Artinya, ferrosilikon 75A mengacu pada75 ferrosilikon, dan ferrosilikon 75B mengacu pada72 ferrosilikon.

75 ferro silikon dan 72 ferro silikon adalah dua spesifikasi ferrosilicon yang berbeda. Perbedaan utamanya terletak pada jumlah silikon yang dikandungnya.
Kandungan silikon ferrosilicon 75 antara 74-80%. Ini adalah ferrosilicon 75 keras dan biasanya digunakan sebagai deoxidizer dalam industri pembuatan baja. Kandungan silikon ferrosilicon 72 antara 72-80%. Ini adalah ferrosilicon 75 lunak, yang juga banyak digunakan di pabrik aluminium dan juga digunakan sebagai deoxidizer dalam industri pembuatan baja.
Kegunaan ferrosilicon 75 dan ferrosilicon 72 adalah sebagai berikut
Kegunaan utama 75 ferrosilicon adalah sebagai deoxidizer dan bahan paduan dalam industri pembuatan baja, dan sebagai bahan inokulan dan spheroidizing dalam industri besi cor.

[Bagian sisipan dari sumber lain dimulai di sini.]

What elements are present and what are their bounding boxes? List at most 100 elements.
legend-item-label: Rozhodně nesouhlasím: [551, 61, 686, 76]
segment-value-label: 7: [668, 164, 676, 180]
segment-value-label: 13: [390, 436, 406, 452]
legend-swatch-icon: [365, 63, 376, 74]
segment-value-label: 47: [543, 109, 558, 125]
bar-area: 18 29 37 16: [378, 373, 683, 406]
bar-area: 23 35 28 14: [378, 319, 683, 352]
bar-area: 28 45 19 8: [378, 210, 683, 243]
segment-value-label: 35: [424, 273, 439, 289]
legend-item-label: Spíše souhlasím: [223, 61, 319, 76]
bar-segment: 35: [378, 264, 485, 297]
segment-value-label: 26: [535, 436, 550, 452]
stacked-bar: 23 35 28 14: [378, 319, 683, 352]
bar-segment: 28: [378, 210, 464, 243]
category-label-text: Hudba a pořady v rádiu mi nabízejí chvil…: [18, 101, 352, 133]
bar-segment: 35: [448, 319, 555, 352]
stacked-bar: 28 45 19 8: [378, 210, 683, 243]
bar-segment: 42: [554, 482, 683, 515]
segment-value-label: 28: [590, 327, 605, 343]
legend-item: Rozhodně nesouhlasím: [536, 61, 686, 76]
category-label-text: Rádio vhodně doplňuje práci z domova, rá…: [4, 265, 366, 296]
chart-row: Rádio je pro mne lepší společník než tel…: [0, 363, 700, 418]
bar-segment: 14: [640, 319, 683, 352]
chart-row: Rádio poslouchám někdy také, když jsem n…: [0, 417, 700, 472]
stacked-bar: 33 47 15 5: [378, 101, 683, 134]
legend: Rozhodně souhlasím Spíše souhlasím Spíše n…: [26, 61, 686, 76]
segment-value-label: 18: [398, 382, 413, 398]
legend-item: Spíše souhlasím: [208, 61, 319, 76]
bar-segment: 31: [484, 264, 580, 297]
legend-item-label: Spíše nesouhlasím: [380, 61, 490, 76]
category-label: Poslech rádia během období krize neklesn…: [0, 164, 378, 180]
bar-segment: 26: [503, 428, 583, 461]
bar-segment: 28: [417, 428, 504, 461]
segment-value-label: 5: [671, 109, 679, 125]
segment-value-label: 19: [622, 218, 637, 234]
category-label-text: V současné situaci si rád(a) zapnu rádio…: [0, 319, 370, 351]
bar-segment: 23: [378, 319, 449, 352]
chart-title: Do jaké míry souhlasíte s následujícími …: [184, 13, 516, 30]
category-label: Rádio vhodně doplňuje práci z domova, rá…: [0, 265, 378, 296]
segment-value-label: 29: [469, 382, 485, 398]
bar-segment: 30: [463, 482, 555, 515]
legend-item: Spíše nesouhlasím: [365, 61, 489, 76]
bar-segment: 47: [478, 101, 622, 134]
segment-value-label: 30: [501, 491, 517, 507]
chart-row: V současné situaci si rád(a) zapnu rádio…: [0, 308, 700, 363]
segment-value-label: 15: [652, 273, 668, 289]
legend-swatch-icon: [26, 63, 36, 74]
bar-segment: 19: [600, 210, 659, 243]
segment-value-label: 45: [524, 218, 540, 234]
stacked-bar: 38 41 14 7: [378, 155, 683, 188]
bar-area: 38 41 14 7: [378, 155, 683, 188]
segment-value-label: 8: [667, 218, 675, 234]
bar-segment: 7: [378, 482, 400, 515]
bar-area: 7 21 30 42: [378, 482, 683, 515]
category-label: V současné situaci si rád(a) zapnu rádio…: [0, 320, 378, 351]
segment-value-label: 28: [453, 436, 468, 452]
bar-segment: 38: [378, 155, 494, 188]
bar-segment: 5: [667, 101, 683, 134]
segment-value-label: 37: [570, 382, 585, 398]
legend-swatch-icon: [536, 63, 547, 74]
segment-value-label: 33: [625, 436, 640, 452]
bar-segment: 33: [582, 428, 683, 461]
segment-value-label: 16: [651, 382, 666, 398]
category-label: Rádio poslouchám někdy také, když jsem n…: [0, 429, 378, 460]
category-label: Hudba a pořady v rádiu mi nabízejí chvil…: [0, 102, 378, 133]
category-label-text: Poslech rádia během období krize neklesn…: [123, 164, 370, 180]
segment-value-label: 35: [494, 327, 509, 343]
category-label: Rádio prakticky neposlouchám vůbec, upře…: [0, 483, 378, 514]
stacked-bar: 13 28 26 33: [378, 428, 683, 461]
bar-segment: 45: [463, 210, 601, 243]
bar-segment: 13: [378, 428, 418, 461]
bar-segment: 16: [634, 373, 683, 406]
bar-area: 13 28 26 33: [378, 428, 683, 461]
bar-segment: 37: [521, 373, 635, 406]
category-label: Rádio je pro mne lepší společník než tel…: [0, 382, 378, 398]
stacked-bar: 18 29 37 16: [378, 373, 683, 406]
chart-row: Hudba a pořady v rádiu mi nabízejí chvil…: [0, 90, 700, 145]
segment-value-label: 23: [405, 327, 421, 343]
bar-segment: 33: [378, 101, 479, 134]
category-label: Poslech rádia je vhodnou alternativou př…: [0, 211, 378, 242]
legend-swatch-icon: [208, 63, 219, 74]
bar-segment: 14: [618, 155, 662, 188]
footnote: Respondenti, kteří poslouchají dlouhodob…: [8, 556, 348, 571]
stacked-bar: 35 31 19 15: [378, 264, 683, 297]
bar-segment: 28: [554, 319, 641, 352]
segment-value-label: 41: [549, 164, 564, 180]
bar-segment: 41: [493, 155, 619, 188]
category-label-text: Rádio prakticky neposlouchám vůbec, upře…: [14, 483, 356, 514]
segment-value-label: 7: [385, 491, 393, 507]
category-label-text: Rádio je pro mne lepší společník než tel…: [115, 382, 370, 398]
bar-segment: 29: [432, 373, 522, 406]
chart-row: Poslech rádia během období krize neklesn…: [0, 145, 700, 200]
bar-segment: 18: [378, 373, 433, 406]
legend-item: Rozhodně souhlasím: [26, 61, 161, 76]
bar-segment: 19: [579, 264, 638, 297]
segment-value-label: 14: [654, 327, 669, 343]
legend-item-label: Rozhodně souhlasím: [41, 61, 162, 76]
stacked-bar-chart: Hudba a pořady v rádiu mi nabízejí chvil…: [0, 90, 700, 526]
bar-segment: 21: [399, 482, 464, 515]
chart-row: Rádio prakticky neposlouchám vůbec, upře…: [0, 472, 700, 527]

Secara khusus, 75 ferrosilicon dapat secara efektif menghilangkan oksigen dari baja cair dan meningkatkan kemurnian dan kualitas baja. Pada saat yang sama, ia juga dapat digunakan sebagai aditif elemen paduan untuk meningkatkan sifat baja.
Selain itu, 75 ferrosilicon juga digunakan sebagai zat pereduksi dalam produksi ferroalloy
72 Ferrosilicon terutama digunakan sebagai aditif elemen paduan dan banyak digunakan pada baja struktural paduan rendah, baja pegas, baja bantalan, baja tahan panas, dan baja silikon listrik. Ini juga dapat digunakan sebagai inokulan dalam pembuatan besi ulet dan besi lunak.